O julgamento, iniciado em 1970, virou um verdadeiro espetáculo midiático. Manson adotou um comportamento desafiador e teatral: raspou a cabeça, entalhou uma marca em formato de "X" na testa (mais tarde transformada em uma suástica) e proferiu discursos desconexos citando trechos bíblicos. Suas seguidoras imitavam todos os seus gestos e comportamentos, demonstrando o nível extremo de domínio psicológico exercido pelo líder.
Em janeiro de 1971, Charles Manson e os executores foram condenados à morte. No entanto, a pena foi comutada para prisão perpétua no ano seguinte, quando o estado da Califórnia aboliu temporariamente a pena de morte.
Manson permaneceu preso até sua morte, ocorrida em novembro de 2017, aos 83 anos. Entre os demais membros:
- Tex Watson: Converteu-se ao cristianismo na prisão, casou-se, teve quatro filhos e permanece cumprindo pena perpétua.
- Susan Atkins: Teve sucessivos pedidos de condicional negados e faleceu na prisão em 2009.

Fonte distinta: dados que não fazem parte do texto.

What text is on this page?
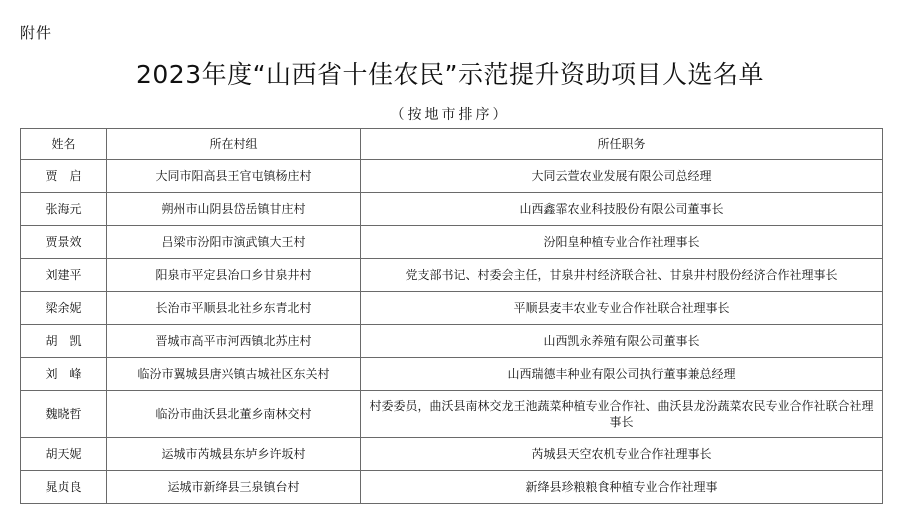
附件
2023年度“山西省十佳农民”示范提升资助项目人选名单
（按地市排序）
姓名	所在村组	所任职务
贾　启	大同市阳高县王官屯镇杨庄村	大同云萱农业发展有限公司总经理
张海元	朔州市山阴县岱岳镇甘庄村	山西鑫霏农业科技股份有限公司董事长
贾景效	吕梁市汾阳市演武镇大王村	汾阳皇种植专业合作社理事长
刘建平	阳泉市平定县冶口乡甘泉井村	党支部书记、村委会主任，甘泉井村经济联合社、甘泉井村股份经济合作社理事长
梁余妮	长治市平顺县北社乡东青北村	平顺县麦丰农业专业合作社联合社理事长
胡　凯	晋城市高平市河西镇北苏庄村	山西凯永养殖有限公司董事长
刘　峰	临汾市翼城县唐兴镇古城社区东关村	山西瑞德丰种业有限公司执行董事兼总经理
魏晓哲	临汾市曲沃县北董乡南林交村	村委委员，曲沃县南林交龙王池蔬菜种植专业合作社、曲沃县龙汾蔬菜农民专业合作社联合社理事长
胡天妮	运城市芮城县东垆乡许坂村	芮城县天空农机专业合作社理事长
晁贞良	运城市新绛县三泉镇台村	新绛县珍粮粮食种植专业合作社理事
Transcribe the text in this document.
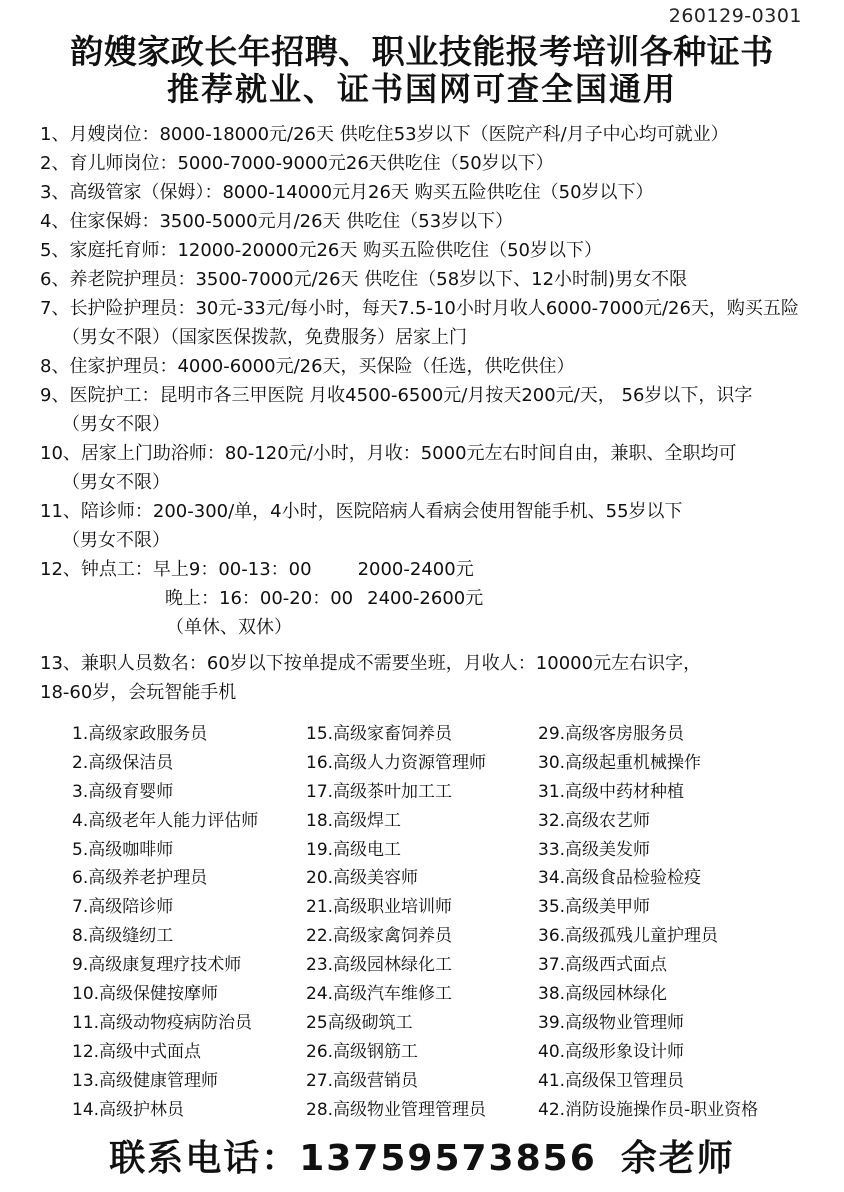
260129-0301
韵嫂家政长年招聘、职业技能报考培训各种证书
推荐就业、证书国网可查全国通用
1、月嫂岗位：8000-18000元/26天 供吃住53岁以下（医院产科/月子中心均可就业）
2、育儿师岗位：5000-7000-9000元26天供吃住（50岁以下）
3、高级管家（保姆）：8000-14000元月26天 购买五险供吃住（50岁以下）
4、住家保姆：3500-5000元月/26天 供吃住（53岁以下）
5、家庭托育师：12000-20000元26天 购买五险供吃住（50岁以下）
6、养老院护理员：3500-7000元/26天 供吃住（58岁以下、12小时制)男女不限
7、长护险护理员：30元-33元/每小时，每天7.5-10小时月收人6000-7000元/26天，购买五险
（男女不限）（国家医保拨款，免费服务）居家上门
8、住家护理员：4000-6000元/26天，买保险（任选，供吃供住）
9、医院护工：昆明市各三甲医院 月收4500-6500元/月按天200元/天， 56岁以下，识字
（男女不限）
10、居家上门助浴师：80-120元/小时，月收：5000元左右时间自由，兼职、全职均可
（男女不限）
11、陪诊师：200-300/单，4小时，医院陪病人看病会使用智能手机、55岁以下
（男女不限）
12、钟点工：早上9：00-13：00	2000-2400元
晚上：16：00-20：00 2400-2600元
（单休、双休）
13、兼职人员数名：60岁以下按单提成不需要坐班，月收人：10000元左右识字，
18-60岁，会玩智能手机
1.高级家政服务员
2.高级保洁员
3.高级育婴师
4.高级老年人能力评估师
5.高级咖啡师
6.高级养老护理员
7.高级陪诊师
8.高级缝纫工
9.高级康复理疗技术师
10.高级保健按摩师
11.高级动物疫病防治员
12.高级中式面点
13.高级健康管理师
14.高级护林员
15.高级家畜饲养员
16.高级人力资源管理师
17.高级茶叶加工工
18.高级焊工
19.高级电工
20.高级美容师
21.高级职业培训师
22.高级家禽饲养员
23.高级园林绿化工
24.高级汽车维修工
25高级砌筑工
26.高级钢筋工
27.高级营销员
28.高级物业管理管理员
29.高级客房服务员
30.高级起重机械操作
31.高级中药材种植
32.高级农艺师
33.高级美发师
34.高级食品检验检疫
35.高级美甲师
36.高级孤残儿童护理员
37.高级西式面点
38.高级园林绿化
39.高级物业管理师
40.高级形象设计师
41.高级保卫管理员
42.消防设施操作员-职业资格
联系电话：13759573856 余老师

- Patricia Krenwinkel: Teve mais de uma dúzia de pedidos de liberdade negados e segue encarcerada.
- Leslie Van Houten: Teve a pena revisada após décadas de bom comportamento e obteve liberdade condicional em julho de 2023.
- Linda Kasabian: Atuou como testemunha principal da acusação em troca de imunidade, viveu longe dos holofotes e faleceu no início de 2023.
O reflexo sombrio de um período histórico
O caso da Família Manson permanece como um dos estudos de caso mais estarrecedores sobre a manipulação humana, o fanatismo e as falhas do sistema correcional. Ao distorcer símbolos da cultura pop, elementos da indústria musical e anseios de uma juventude em busca de respostas, Charles Manson deixou uma marca indelével na história contemporânea, simbolizando o encerramento trágico da era da contracultura nos Estados Unidos.